Byerley disagreed with Landavazo’s suggestion.

“Fifty-nine percent of our gate was due to that rodeo,” Byerley said. “There was no loss. Would you like to take my place?”

He encouraged the councilor to step down and volunteer to operate the Ceremonial and see the issues firsthand.

“Do what you want to do,” Byerely said, adding that this would be his last year as head of the Ceremonial. “I’m not that guy anymore.”

The debate continued before Palochak motioned to approve, which was seconded by Councilor Linda Garcia. The council passed 4-0-1, with Councilor Yogash Kumar abstaining.

The other programs did not get the opportunity to report before the council on their lodgers’ tax funding and marketing efforts.


According to the “96th Gallup Inter-Tribal Indian Ceremonial Economic Impact Analysis & Marketing Report,” 12,005 unique visitors attended the event in 2017, which was a 39.4 percent increase over 2016’s 8,609 visitors.

“The Ceremonial has no money,” Byerley said. “We get lodgers’ tax, which is $50,000. But that usually comes until the week of Ceremonial, portions of it. We have to pay for everything up front.”

He said the limited amount of state funding comes in until October or November.

The City Council wants the Ceremonial marketed outside of the area but Byerley said it’s local people that make up the bulk of attendance, whether to the rodeo or the nightly dances.

“In order to make the Ceremonial solvent, I have to put local butts into the seats,” he said. “I have to make our people 150-miles around Gallup happy first because I know they will come and pay the entrance fee. They (the councilors) don’t like that idea.”

The city’s decision to set up two tents downtown for artists, paid for by the lodgers’ tax, is adding insult to injury, Byerley added.

The tents created a direct competition to the Ceremonial operation, which also markets juried competition in various art forms.

“The city, in (its) infinite wisdom, decided to put those tents up. So we take in less money,” Byerley said.

Lazarz said the original intent of lodgers’ tax was to create economic opportunity.

“Tourism is an economic driver,” she said. “It’s one of the largest industries in the state.”

Advertising locally equates to recycling our income, she said, instead of bringing people into the area to grow the economy.

Lazarz has lived in Gallup for about three years and spent the last year-and-a-half implementing changes to the city’s marketing efforts, which she said were mandates from the City Council when her job position was created.

“We are having some growing pains,” she said.

Rethinking how the city advertises locally will help grow the economy through tourism, including Gallup’s premiere event, the Ceremonial.

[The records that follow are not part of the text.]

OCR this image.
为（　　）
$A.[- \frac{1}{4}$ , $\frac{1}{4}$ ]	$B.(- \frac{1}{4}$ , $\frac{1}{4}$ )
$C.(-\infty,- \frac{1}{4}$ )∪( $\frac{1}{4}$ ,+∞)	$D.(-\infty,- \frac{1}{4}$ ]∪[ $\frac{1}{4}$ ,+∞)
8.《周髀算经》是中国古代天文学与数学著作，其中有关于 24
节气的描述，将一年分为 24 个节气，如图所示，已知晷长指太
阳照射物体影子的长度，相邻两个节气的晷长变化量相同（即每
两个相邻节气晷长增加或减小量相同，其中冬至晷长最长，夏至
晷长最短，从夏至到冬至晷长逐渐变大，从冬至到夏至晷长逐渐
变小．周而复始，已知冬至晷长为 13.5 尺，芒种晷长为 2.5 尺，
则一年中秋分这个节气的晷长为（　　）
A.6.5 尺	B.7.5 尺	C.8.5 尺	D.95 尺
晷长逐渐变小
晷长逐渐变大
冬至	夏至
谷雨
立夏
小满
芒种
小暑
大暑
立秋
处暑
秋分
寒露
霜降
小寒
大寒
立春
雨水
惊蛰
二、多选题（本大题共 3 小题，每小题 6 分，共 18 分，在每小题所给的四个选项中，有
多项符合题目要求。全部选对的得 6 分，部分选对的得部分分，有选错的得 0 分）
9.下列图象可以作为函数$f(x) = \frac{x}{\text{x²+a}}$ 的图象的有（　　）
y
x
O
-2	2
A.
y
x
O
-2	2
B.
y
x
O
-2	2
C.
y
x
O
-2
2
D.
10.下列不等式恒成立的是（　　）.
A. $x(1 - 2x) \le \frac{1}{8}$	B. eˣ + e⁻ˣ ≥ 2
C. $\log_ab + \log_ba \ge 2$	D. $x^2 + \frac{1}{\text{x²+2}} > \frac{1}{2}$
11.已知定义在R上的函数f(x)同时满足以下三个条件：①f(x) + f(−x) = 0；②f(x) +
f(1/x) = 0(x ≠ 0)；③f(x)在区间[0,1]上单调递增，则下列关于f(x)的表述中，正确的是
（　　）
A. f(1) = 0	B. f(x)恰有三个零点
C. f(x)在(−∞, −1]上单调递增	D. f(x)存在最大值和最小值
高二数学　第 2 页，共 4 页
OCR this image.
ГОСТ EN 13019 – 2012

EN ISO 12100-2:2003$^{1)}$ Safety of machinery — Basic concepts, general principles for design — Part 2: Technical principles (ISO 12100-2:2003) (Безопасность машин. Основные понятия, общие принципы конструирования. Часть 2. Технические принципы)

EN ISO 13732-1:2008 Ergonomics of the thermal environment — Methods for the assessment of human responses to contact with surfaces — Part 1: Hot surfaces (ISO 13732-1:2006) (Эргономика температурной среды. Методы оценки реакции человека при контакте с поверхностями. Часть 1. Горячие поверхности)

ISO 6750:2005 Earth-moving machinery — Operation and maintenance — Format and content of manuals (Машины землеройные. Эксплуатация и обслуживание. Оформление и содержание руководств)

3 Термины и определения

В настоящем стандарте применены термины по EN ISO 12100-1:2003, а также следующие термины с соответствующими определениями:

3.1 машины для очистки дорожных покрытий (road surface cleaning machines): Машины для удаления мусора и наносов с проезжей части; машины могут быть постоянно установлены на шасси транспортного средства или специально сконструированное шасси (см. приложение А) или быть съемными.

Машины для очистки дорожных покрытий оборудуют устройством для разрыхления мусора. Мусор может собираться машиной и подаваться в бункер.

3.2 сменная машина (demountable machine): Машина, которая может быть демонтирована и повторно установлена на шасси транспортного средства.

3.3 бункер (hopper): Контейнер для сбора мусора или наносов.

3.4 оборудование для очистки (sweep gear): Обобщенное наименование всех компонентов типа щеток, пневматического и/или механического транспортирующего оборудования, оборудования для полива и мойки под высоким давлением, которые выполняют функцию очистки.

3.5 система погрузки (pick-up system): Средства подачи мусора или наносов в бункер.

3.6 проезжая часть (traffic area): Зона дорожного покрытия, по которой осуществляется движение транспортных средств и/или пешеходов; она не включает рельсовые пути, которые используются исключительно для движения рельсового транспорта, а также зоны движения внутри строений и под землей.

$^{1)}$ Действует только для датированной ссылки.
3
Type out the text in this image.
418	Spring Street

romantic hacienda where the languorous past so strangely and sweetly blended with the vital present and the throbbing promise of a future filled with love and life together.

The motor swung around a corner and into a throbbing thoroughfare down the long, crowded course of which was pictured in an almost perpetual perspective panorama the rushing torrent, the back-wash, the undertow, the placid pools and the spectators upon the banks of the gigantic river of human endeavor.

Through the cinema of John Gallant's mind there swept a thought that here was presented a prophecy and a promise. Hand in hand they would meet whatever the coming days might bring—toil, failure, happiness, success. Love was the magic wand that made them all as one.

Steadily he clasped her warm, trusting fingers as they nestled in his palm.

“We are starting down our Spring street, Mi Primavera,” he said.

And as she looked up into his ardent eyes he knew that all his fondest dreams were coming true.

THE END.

“Instead of 10 newspaper ads, maybe (do) three…something like that. We’re not saying don’t spend the money here,” Lazarz said.

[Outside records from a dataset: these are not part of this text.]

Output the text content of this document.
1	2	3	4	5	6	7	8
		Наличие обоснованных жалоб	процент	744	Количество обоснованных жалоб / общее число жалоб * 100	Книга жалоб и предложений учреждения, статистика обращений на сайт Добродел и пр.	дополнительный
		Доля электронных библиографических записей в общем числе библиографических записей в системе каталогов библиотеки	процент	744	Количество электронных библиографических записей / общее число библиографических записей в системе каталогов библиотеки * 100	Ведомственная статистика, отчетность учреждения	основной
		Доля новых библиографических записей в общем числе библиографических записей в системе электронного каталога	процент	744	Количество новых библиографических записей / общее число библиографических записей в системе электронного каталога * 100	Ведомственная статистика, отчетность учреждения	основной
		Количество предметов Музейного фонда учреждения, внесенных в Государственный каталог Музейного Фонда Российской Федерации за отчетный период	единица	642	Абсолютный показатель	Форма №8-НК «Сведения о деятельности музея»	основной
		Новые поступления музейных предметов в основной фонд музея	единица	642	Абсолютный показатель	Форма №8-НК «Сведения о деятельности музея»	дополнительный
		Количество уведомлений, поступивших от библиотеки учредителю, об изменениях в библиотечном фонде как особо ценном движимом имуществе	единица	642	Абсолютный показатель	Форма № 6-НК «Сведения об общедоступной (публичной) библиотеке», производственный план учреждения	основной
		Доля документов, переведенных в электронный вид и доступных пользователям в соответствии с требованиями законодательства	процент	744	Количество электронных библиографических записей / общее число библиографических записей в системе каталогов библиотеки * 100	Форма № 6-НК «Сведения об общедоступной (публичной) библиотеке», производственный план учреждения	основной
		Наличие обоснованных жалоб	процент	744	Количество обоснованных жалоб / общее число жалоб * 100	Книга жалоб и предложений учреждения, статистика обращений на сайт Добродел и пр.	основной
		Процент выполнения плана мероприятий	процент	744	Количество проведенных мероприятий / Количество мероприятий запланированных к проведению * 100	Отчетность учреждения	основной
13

After 97 years in existence, the Ceremonial should be spending about 20-40 percent over their overall budget on marketing, she added. The event budget is $600,000.

“They’re saying the rodeo is making the money, but they had a free gate on Sunday—there are things like that,” Lazarz said. “The numbers are not all adding up and the budget is not making sense to the City Council.”